Risk appetite lacks follow-through in a lackluster Asian session
UK data still on weak side; Australia data the opposite
A muted session overnight with few data releases of note to drive sentiment and direction. EUR was mildly positive at the onset as a result of leftover bullishness from Friday’s move, but barely managed above 1.37 versus the USD before reversing. German industrial production was below forecast (+0.6% m/m vs. +1.0% expected, +1.6% prior) and took some of the shine off the EUR while Moody’s caution on Portuguese banks escalated the slide. GBP was again an under-performer following comments from BOE’s Barker, and came under increasing pressure in the Asian session.
A report from Moody’s suggested that, once the “extraordinary” support to UK banks was withdrawn, some financial institutions could face a senior debt and deposit rating downgrade if they have not improved their standalone strength. The market’s knee jerk reaction was to pile a bit more pressure on GBP while Asian traders also latched on to the weaker of the UK data releases during their time-zone. The RICS house price balance for February came out much weaker than expected (17 versus 30 consensus and a revised 31 prior) though the data appeared to have been leaked with a WSJ story pre-empting the data release. A RICS spokesperson said the magnitude of gains (in house prices) is likely to continue to ease reflecting that fresh supply is starting to outstrip demand.
The same cautionary note was attached to the BRC retail sales report.
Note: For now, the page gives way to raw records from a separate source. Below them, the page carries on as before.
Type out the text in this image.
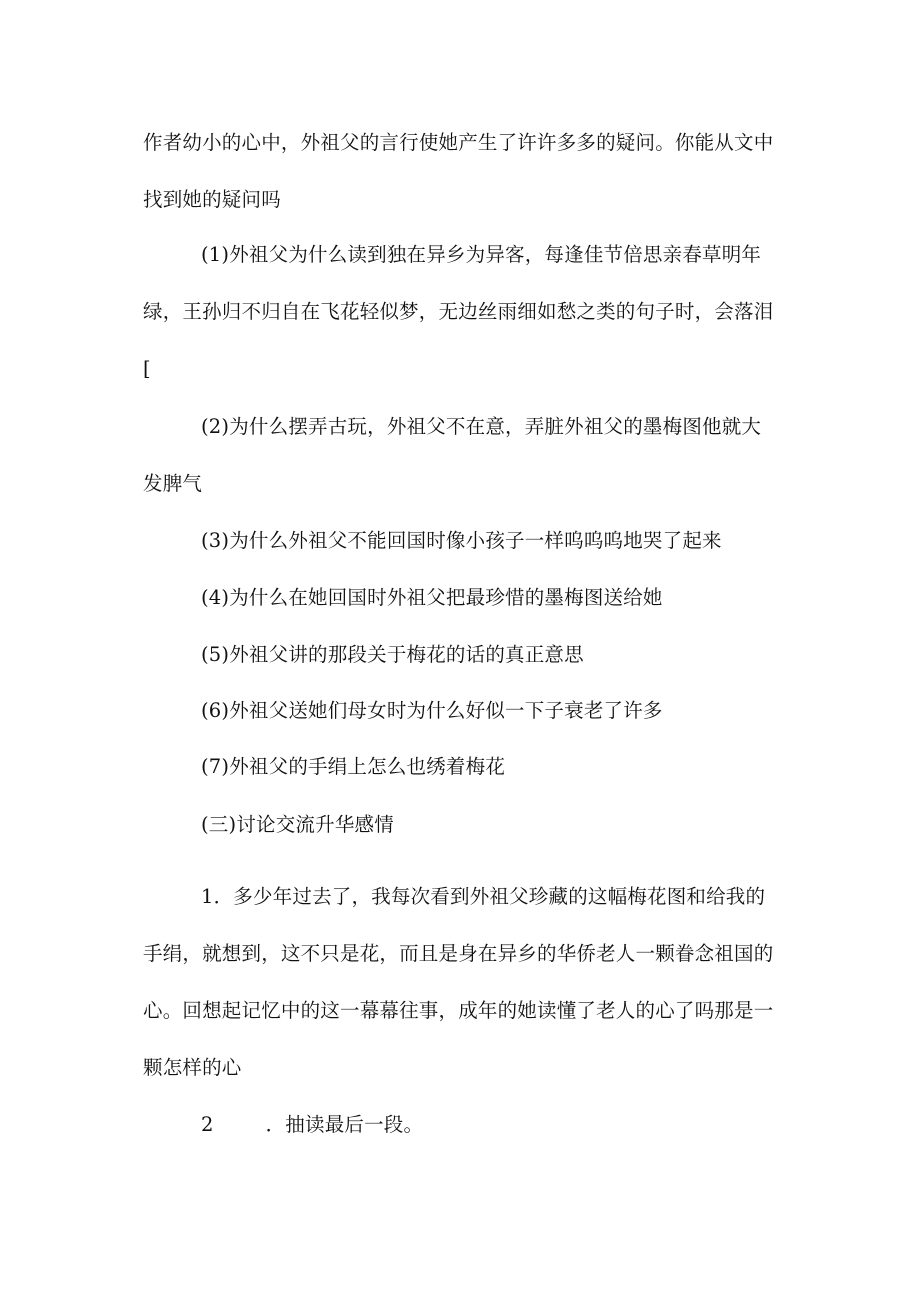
作者幼小的心中，外祖父的言行使她产生了许许多多的疑问。你能从文中找到她的疑问吗
(1)外祖父为什么读到独在异乡为异客，每逢佳节倍思亲春草明年绿，王孙归不归自在飞花轻似梦，无边丝雨细如愁之类的句子时，会落泪[
(2)为什么摆弄古玩，外祖父不在意，弄脏外祖父的墨梅图他就大发脾气
(3)为什么外祖父不能回国时像小孩子一样呜呜呜地哭了起来
(4)为什么在她回国时外祖父把最珍惜的墨梅图送给她
(5)外祖父讲的那段关于梅花的话的真正意思
(6)外祖父送她们母女时为什么好似一下子衰老了许多
(7)外祖父的手绢上怎么也绣着梅花
(三)讨论交流升华感情
1．多少年过去了，我每次看到外祖父珍藏的这幅梅花图和给我的手绢，就想到，这不只是花，而且是身在异乡的华侨老人一颗眷念祖国的心。回想起记忆中的这一幕幕往事，成年的她读懂了老人的心了吗那是一颗怎样的心
2	．抽读最后一段。
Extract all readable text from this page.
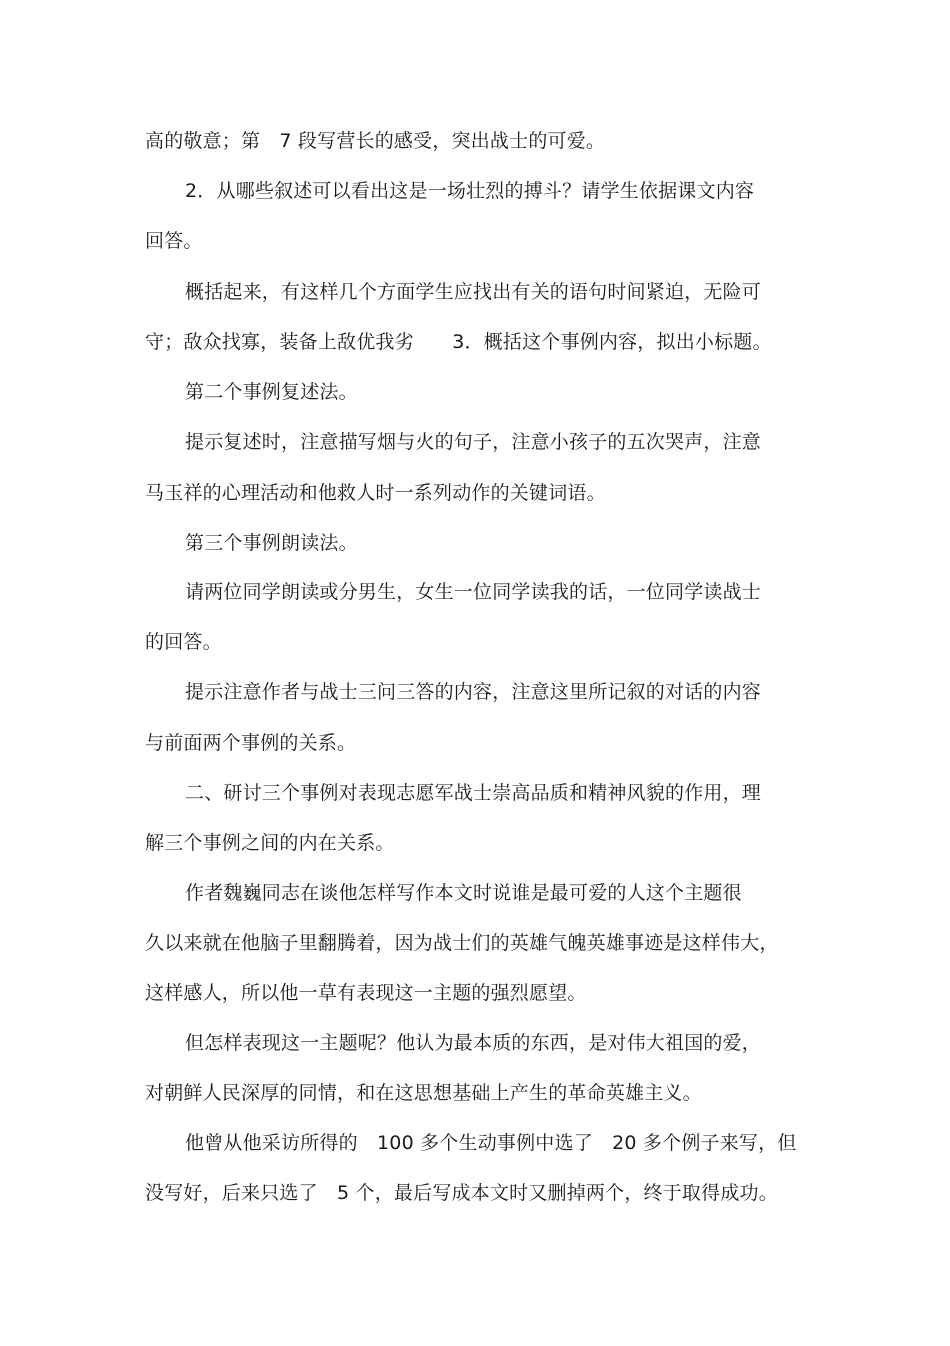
高的敬意；第　7 段写营长的感受，突出战士的可爱。
2．从哪些叙述可以看出这是一场壮烈的搏斗？请学生依据课文内容
回答。
概括起来，有这样几个方面学生应找出有关的语句时间紧迫，无险可
守；敌众找寡，装备上敌优我劣　　3．概括这个事例内容，拟出小标题。
第二个事例复述法。
提示复述时，注意描写烟与火的句子，注意小孩子的五次哭声，注意
马玉祥的心理活动和他救人时一系列动作的关键词语。
第三个事例朗读法。
请两位同学朗读或分男生，女生一位同学读我的话，一位同学读战士
的回答。
提示注意作者与战士三问三答的内容，注意这里所记叙的对话的内容
与前面两个事例的关系。
二、研讨三个事例对表现志愿军战士崇高品质和精神风貌的作用，理
解三个事例之间的内在关系。
作者魏巍同志在谈他怎样写作本文时说谁是最可爱的人这个主题很
久以来就在他脑子里翻腾着，因为战士们的英雄气魄英雄事迹是这样伟大，
这样感人，所以他一草有表现这一主题的强烈愿望。
但怎样表现这一主题呢？他认为最本质的东西，是对伟大祖国的爱，
对朝鲜人民深厚的同情，和在这思想基础上产生的革命英雄主义。
他曾从他采访所得的　100 多个生动事例中选了　20 多个例子来写，但
没写好，后来只选了　5 个，最后写成本文时又删掉两个，终于取得成功。
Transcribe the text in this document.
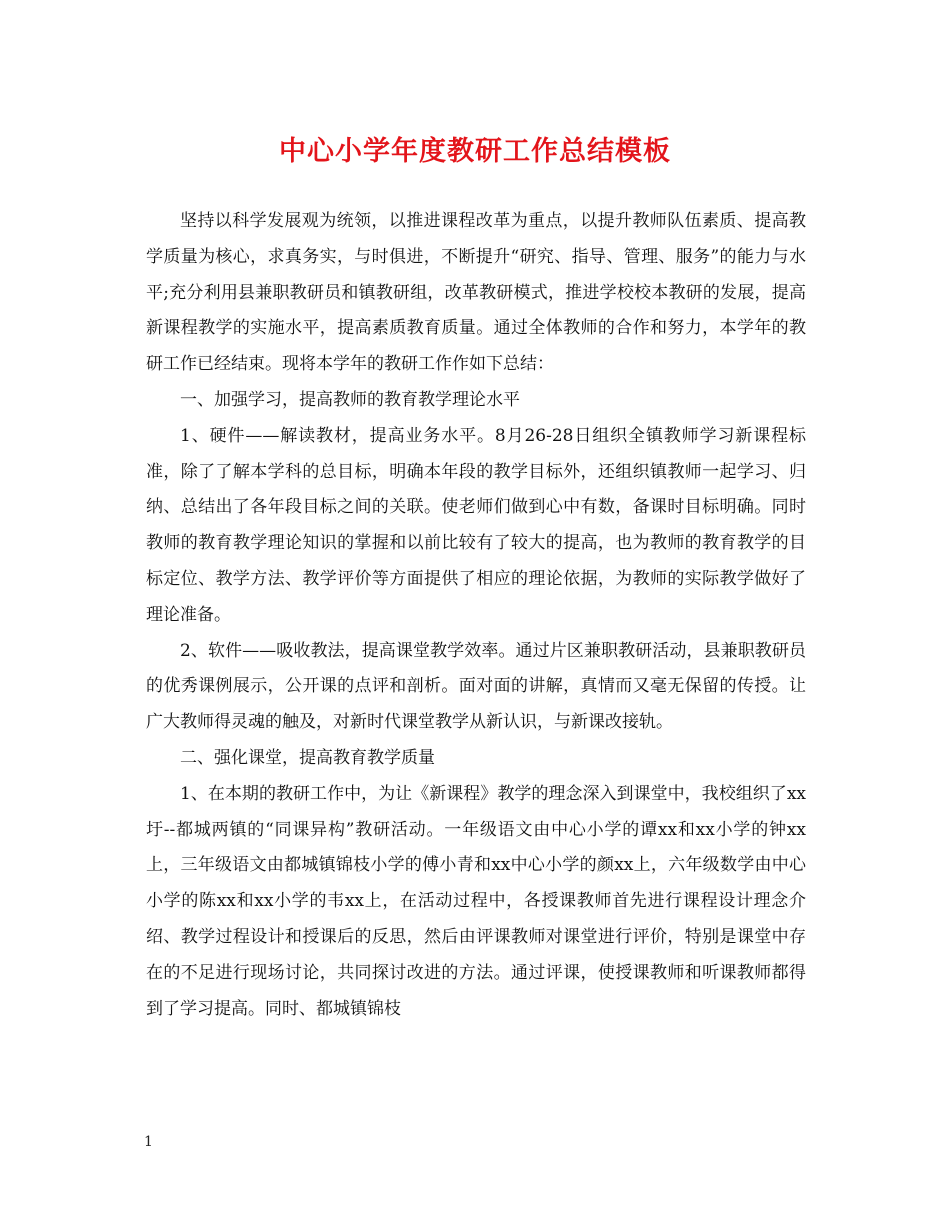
中心小学年度教研工作总结模板

坚持以科学发展观为统领，以推进课程改革为重点，以提升教师队伍素质、提高教学质量为核心，求真务实，与时俱进，不断提升“研究、指导、管理、服务”的能力与水平;充分利用县兼职教研员和镇教研组，改革教研模式，推进学校校本教研的发展，提高新课程教学的实施水平，提高素质教育质量。通过全体教师的合作和努力，本学年的教研工作已经结束。现将本学年的教研工作作如下总结：

一、加强学习，提高教师的教育教学理论水平

1、硬件——解读教材，提高业务水平。8月26-28日组织全镇教师学习新课程标准，除了了解本学科的总目标，明确本年段的教学目标外，还组织镇教师一起学习、归纳、总结出了各年段目标之间的关联。使老师们做到心中有数，备课时目标明确。同时教师的教育教学理论知识的掌握和以前比较有了较大的提高，也为教师的教育教学的目标定位、教学方法、教学评价等方面提供了相应的理论依据，为教师的实际教学做好了理论准备。

2、软件——吸收教法，提高课堂教学效率。通过片区兼职教研活动，县兼职教研员的优秀课例展示，公开课的点评和剖析。面对面的讲解，真情而又毫无保留的传授。让广大教师得灵魂的触及，对新时代课堂教学从新认识，与新课改接轨。

二、强化课堂，提高教育教学质量

1、在本期的教研工作中，为让《新课程》教学的理念深入到课堂中，我校组织了xx圩--都城两镇的“同课异构”教研活动。一年级语文由中心小学的谭xx和xx小学的钟xx上，三年级语文由都城镇锦枝小学的傅小青和xx中心小学的颜xx上，六年级数学由中心小学的陈xx和xx小学的韦xx上，在活动过程中，各授课教师首先进行课程设计理念介绍、教学过程设计和授课后的反思，然后由评课教师对课堂进行评价，特别是课堂中存在的不足进行现场讨论，共同探讨改进的方法。通过评课，使授课教师和听课教师都得到了学习提高。同时、都城镇锦枝

1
While the headline figures looked good at +2.2% y/y in like-for-like store sales and +4.5% y/y in total sales, it was noted that the annual comparison came from a very low base effect and this February’s rebound from a weather-affected January. Overall there was very little of a positive note to be garnered from the data and GBP slid to just below 1.50 versus the USD and 0.9075 versus the EUR.
In other data releases, second-tier Australian data was better than forecast with the NAB business conditions index rising to 8 from 3 previously while the business confidence index also rose to 19 from 15, rebounding back to the highs seen last November. Furthermore, Australia’s February job advertisements showed a strong rebound from the surprise decline in January, surging 19.1% m/m to its highest level in a year, suggesting the January disappointment was just a temporary blip. Leading up to the unemployment data on Thursday, the improvement in advertisements has sparked talk that we may see another big jump in jobs creation (recent surveys show the market estimates a further 15k jobs were created) and a possible further fall in unemployment. In currency markets, AUD’s gains post-data were relatively muted with gains limited to 10-15 ticks and stalling at the 0.91 mark.
There is nothing spectacular on the data horizon today to give risk another jolt, with European releases restricted to Norway consumer confidence and Swiss CPI together with UK trade data. It is also another quiet North American session with NFIB small business optimism and IBD/TIPP economic optimism the only releases scheduled while Chicago Fed’s Evans speaks later.